I also use email-based SteamGuard. However, as a different data point, I am able to successfully log in to Steam via bitlbee. Do they use a different auth flow?

Let me know what I can do to help, even if that's taking this elsewhere :-)

---

https://github.com/bitlbee/bitlbee-steam/blob/a6444d216c0ec4c9038b7b74b00c93ebbb99a2f4/steam/steam.c#L703:

static void
steam_login(account_t *acc)
{
    gchar *str;
    SteamApiReq *req;
    SteamData *sata;

    sata = steam_data_new(acc);
    imcb_log(sata->ic, "Connecting");

    if ((sata->api->token == NULL) || (sata->api->sessid == NULL)) {
        str = set_getstr(&acc->set, "cgid");
        g_free(sata->api->cgid);
        sata->api->cgid = g_strdup(str);

        str = set_getstr(&acc->set, "esid");
        g_free(sata->api->esid);
        sata->api->esid = g_strdup(str);

        sata->api->autht = set_getint(&acc->set, "autht");
        imcb_log(sata->ic, "Requesting authentication key");
        req = steam_api_req_new(sata->api, steam_cb_key, sata);
        steam_api_req_key(req, acc->user);
        return;
    }

    imcb_log(sata->ic, "Sending logon request");
    req = steam_api_req_new(sata->api, steam_cb_logon, sata);
    steam_api_req_logon(req);
}

I don't understand it at a glance, but the meat looks to be in steam_api_req_new and steam_api_req_logon.

[DoctorMcKay]

It looks like bitlbee-steam is using WebAPI mobile logons, which wouldn't get you a CM session.

[bertiebaggio]

Thank you for your response :)

I'm completely oblivious to the differences; but I take it CM* is preferred and/or provides a fuller API. bitlbee-steam doesn't offer group chats, for example; though whether this is due to limitations in API or dev time I don't know.

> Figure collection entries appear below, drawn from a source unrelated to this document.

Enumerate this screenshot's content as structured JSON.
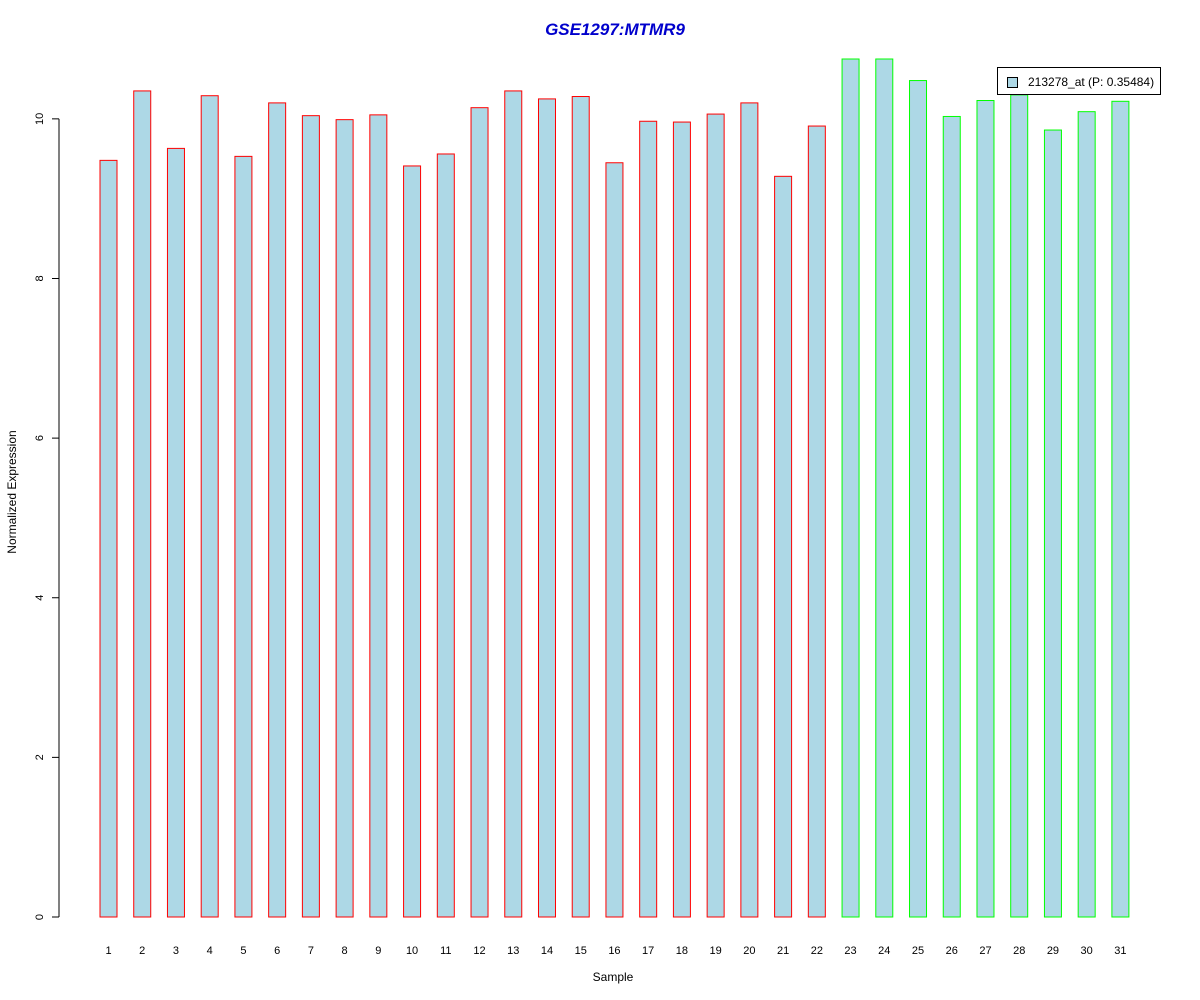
{
  "chart_data": {
    "type": "bar",
    "title": "GSE1297:MTMR9",
    "xlabel": "Sample",
    "ylabel": "Normalized Expression",
    "ylim": [
      0,
      10.8
    ],
    "yticks": [
      0,
      2,
      4,
      6,
      8,
      10
    ],
    "categories": [
      "1",
      "2",
      "3",
      "4",
      "5",
      "6",
      "7",
      "8",
      "9",
      "10",
      "11",
      "12",
      "13",
      "14",
      "15",
      "16",
      "17",
      "18",
      "19",
      "20",
      "21",
      "22",
      "23",
      "24",
      "25",
      "26",
      "27",
      "28",
      "29",
      "30",
      "31"
    ],
    "values": [
      9.48,
      10.35,
      9.63,
      10.29,
      9.53,
      10.2,
      10.04,
      9.99,
      10.05,
      9.41,
      9.56,
      10.14,
      10.35,
      10.25,
      10.28,
      9.45,
      9.97,
      9.96,
      10.06,
      10.2,
      9.28,
      9.91,
      10.75,
      10.75,
      10.48,
      10.03,
      10.23,
      10.3,
      9.86,
      10.09,
      10.22
    ],
    "groups": [
      1,
      1,
      1,
      1,
      1,
      1,
      1,
      1,
      1,
      1,
      1,
      1,
      1,
      1,
      1,
      1,
      1,
      1,
      1,
      1,
      1,
      1,
      2,
      2,
      2,
      2,
      2,
      2,
      2,
      2,
      2
    ],
    "bar_fill": "#add8e6",
    "group_colors": {
      "1": "#ff0000",
      "2": "#00ff00"
    },
    "legend": {
      "label": "213278_at (P: 0.35484)",
      "position": "top-right"
    },
    "title_color": "#0000cc",
    "grid": false
  }
}
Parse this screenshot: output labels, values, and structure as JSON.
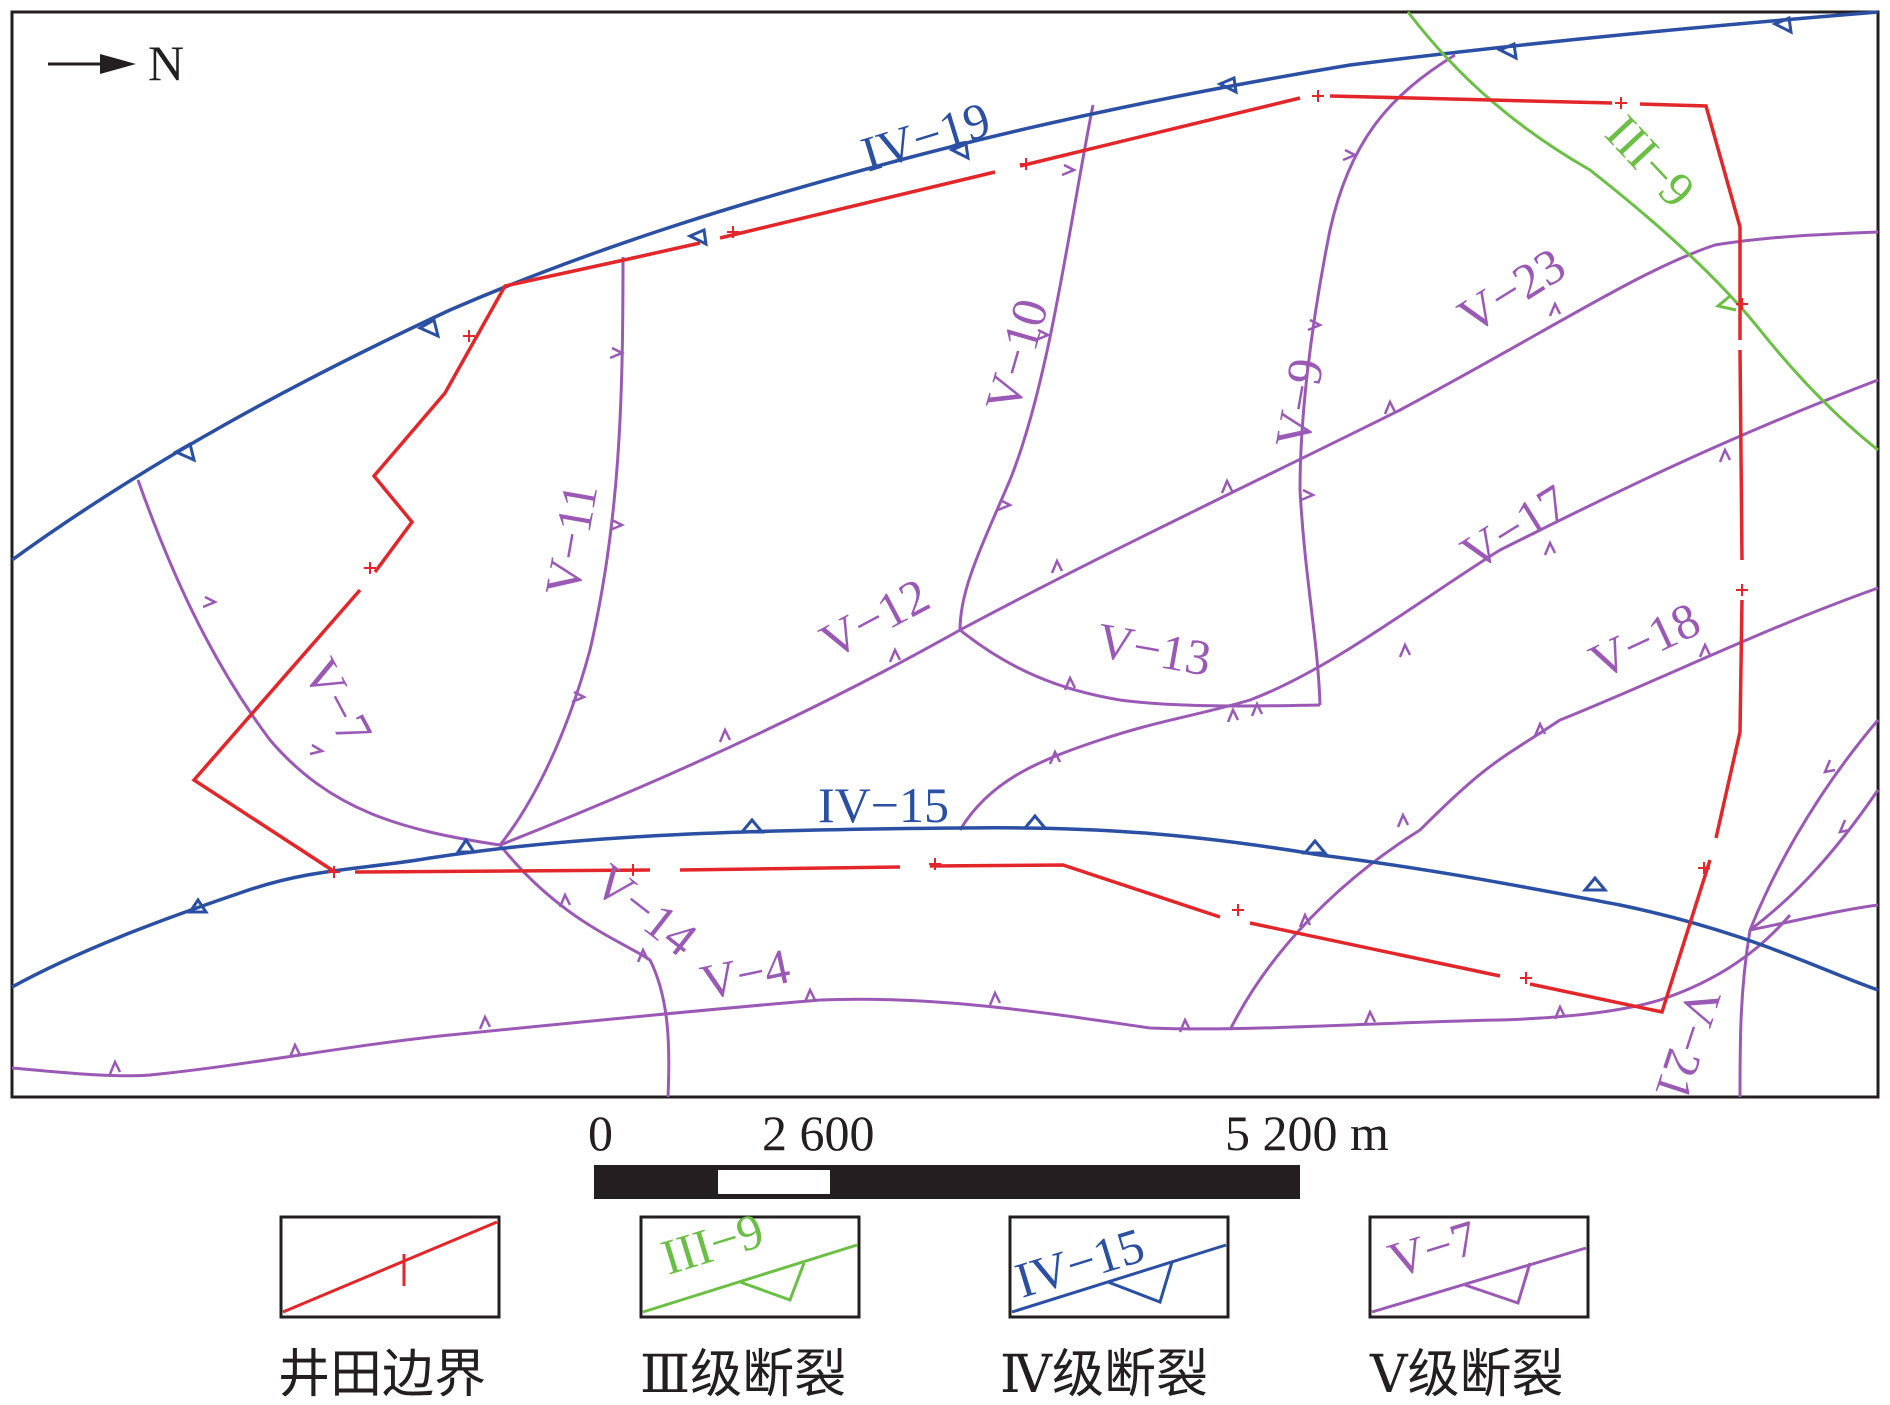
{
  "north_label": "N",
  "faults": {
    "iv19": "IV−19",
    "iv15": "IV−15",
    "iii9": "III−9",
    "v4": "V−4",
    "v7": "V−7",
    "v9": "V−9",
    "v10": "V−10",
    "v11": "V−11",
    "v12": "V−12",
    "v13": "V−13",
    "v14": "V−14",
    "v17": "V−17",
    "v18": "V−18",
    "v21": "V−21",
    "v23": "V−23"
  },
  "scale_bar": {
    "start": "0",
    "mid": "2 600",
    "end": "5 200 m"
  },
  "legend": {
    "boundary": "井田边界",
    "iii_sample": "III−9",
    "iii": "Ⅲ级断裂",
    "iv_sample": "IV−15",
    "iv": "Ⅳ级断裂",
    "v_sample": "V−7",
    "v": "Ⅴ级断裂"
  },
  "colors": {
    "boundary": "#e3262a",
    "grade_iii": "#6cbf45",
    "grade_iv": "#2a4fa3",
    "grade_v": "#9b59b6"
  }
}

(*CM is 'Connection Manager', right? it's a surprisingly tricky acronym to track down if you don't know it in advance!)

It seems odd that SteamGuard-email works just fine for WebAPI logins and indeed regular Steam client logins; but not for CM sessions.

My node/TS knowledge is limited but I am motivated to help, is there any way I can assist with this? Or is it a case of the problem is unsolvable until Steam resolves whatever the issue is with SG/auth flow on their side?

[DoctorMcKay]

WebAPI sessions are the same thing the mobile app uses, so it's going to be as limited as the app is. CMs are what the proper Steam client connects to, so you can do anything the desktop client can do through a CM.

All I can figure is that there's something I'm missing regarding how the proper Steam client logs on using login keys. Maybe I'll be able to dump some traffic and look for a pattern.

[UmbraChimera]

Has there been any updates on this? I'm using mobile 2fa and still can't get this to work with the puppet downstream.

[fthdgn]

I have the same problem. Does this library work different than https://github.com/SteamRE/SteamKit. I did't have any problem with the C# library. It may help to solve the problem.

[plantroon]

Same problem from mx-puppet-bridge which uses this tool. My steam account has OTP winauth/mobile app equivalent, so not email auth.

[DoctorMcKay]

Closing this as login keys are now deprecated in 4.28.0.